We were laughing at them, my husband's sisters, the whole room was full of joy.
One of those scenes you can replay in your head, like a movie, like it happened yesterday.
I can still smell the kitchen. The chilies. The meat. I can still feel the hard surface of the table and the chair, supporting me. The ceiling fan and the flicker of the lights from the spinning of the blades. The TV, loud in the other room. The radio, a mix of holiday jingles. The kids, screaming and playing over all of it.
My feet were crossed. I was nervous. I hadn't done this before. I didn't know what to expect. It was one of the first holidays with my husband's family and I wanted to be good enough, I wanted to be accepted.
I sat across from her, from Adriana. My mother-in-law stood at the kitchen sink. And my other sister-in-law sat next to me. We set up the assembly line, and we had been going for a couple of hours. Despite my nervousness, I was at ease. I was having a lot of fun. The room was filled with joy as we sat there, spreading the masa, filling the tamales, tying the corn husks, laughing.
"Have you heard that song yet? The one about the boy and buying his mama's shoes?" Adriana asks.
"No." I shake my head.
"Oh, we heard it on the way here, it's a terrible Christmas song." says my brother-in-law, Adriana's husband. He chuckles, and rolls his eyes.
"It was just the little boy....and the...shoes..." says my other sister-in-law shaking her head in agreement.
Adriana and her sister look at one another. And as if on cue, both begin to well up with tears.
The room stops.
I hear my husband, with comedic timing blessed by movies (this one thanks to Sleepless in Seattle), screaming from the couch, "and then they....and then he says....and oh my goodness" and he fakes a good cry.

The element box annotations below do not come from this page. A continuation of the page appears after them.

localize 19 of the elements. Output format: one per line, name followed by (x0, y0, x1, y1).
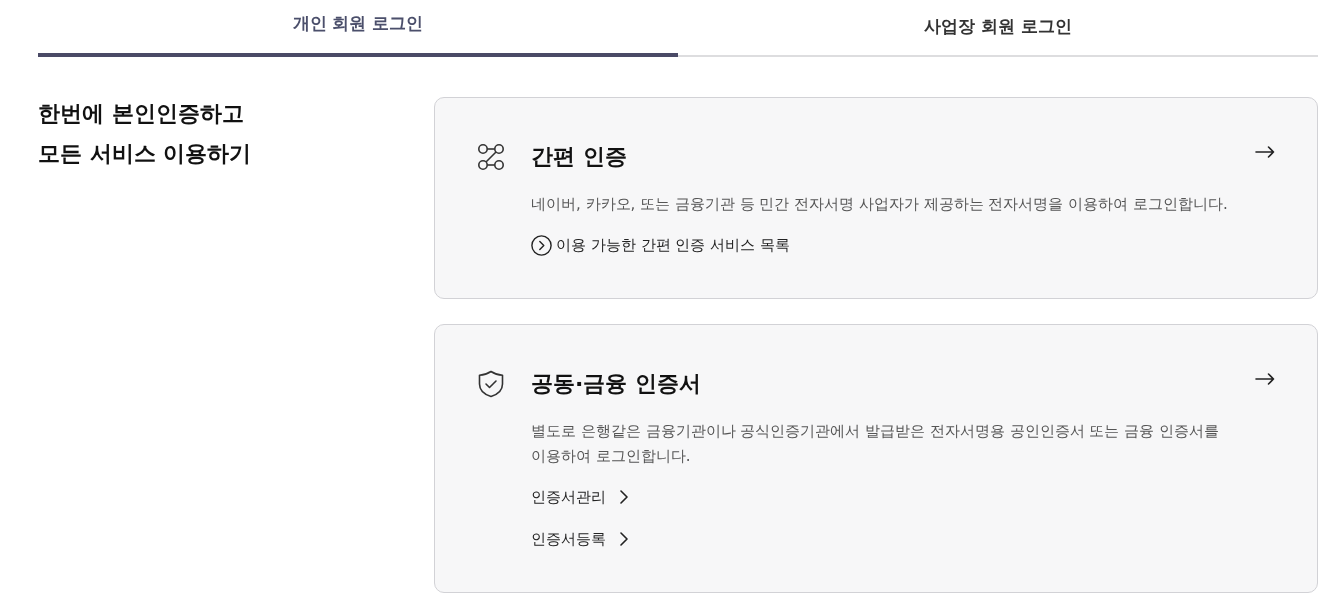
connected-nodes-icon (477, 143, 505, 171)
login-option-card[interactable]: 간편 인증 네이버, 카카오, 또는 금융기관 등 민간 전자서명 사업자가 제공하는 전자서명을 이용하여 로그인합니다. 이용 가능한 간편 인증 서비스 목록 (434, 97, 1318, 299)
certificate-link[interactable]: 인증서관리 (531, 485, 628, 509)
card-description: 네이버, 카카오, 또는 금융기관 등 민간 전자서명 사업자가 제공하는 전자서명을 이용하여 로그인합니다. (531, 194, 1229, 215)
arrow-right-icon[interactable] (1255, 146, 1275, 158)
shield-check-icon (477, 370, 505, 398)
login-option-card[interactable]: 공동·금융 인증서 별도로 은행같은 금융기관이나 공식인증기관에서 발급받은 전자서명용 공인인증서 또는 금융 인증서를 이용하여 로그인합니다. 인증서관리 인증서등록 (434, 324, 1318, 593)
certificate-link[interactable]: 인증서등록 (531, 527, 628, 551)
circle-chevron-icon (531, 234, 552, 256)
card-title: 간편 인증 (531, 143, 628, 171)
card-title: 공동·금융 인증서 (531, 370, 703, 398)
intro-heading: 한번에 본인인증하고 모든 서비스 이용하기 (38, 100, 253, 168)
service-list-link[interactable]: 이용 가능한 간편 인증 서비스 목록 (531, 233, 790, 257)
arrow-right-icon[interactable] (1255, 373, 1275, 385)
chevron-right-icon (620, 532, 628, 546)
login-tab[interactable]: 개인 회원 로그인 (38, 0, 678, 57)
login-tab[interactable]: 사업장 회원 로그인 (678, 2, 1318, 57)
chevron-right-icon (620, 490, 628, 504)
card-description: 별도로 은행같은 금융기관이나 공식인증기관에서 발급받은 전자서명용 공인인증서 또는 금융 인증서를 이용하여 로그인합니다. (531, 421, 1220, 467)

There was a moment of complete silence, only to be followed by roaring laughter.
It's one of my favorite memories of tamale-making-days.
So, you can imagine my surprise as I am driving to my mom's this week, having recruited my white-girl family members, I am determined and unwavering to make homemade tamales for Christmas day, and guess what song is played on the radio, a song I've maybe only heard one other time?
And, I bet you can guess what I did. I cried my eyes out. And then I laughed.
Adriana and all of her love and acceptance is still surrounding us. You see, my nerves that day, so long ago, at being the white girl who sat down to make tamales with my husband's family, my worries about being accepted, about our different cultures, were all put at such ease by Adriana's love, by her laugh, and by her cry. This is the first year I have made tamales since her passing. And as much as my heart aches at not having her here with us, I know her love, her guidance, and her laugh, are still embracing every moment.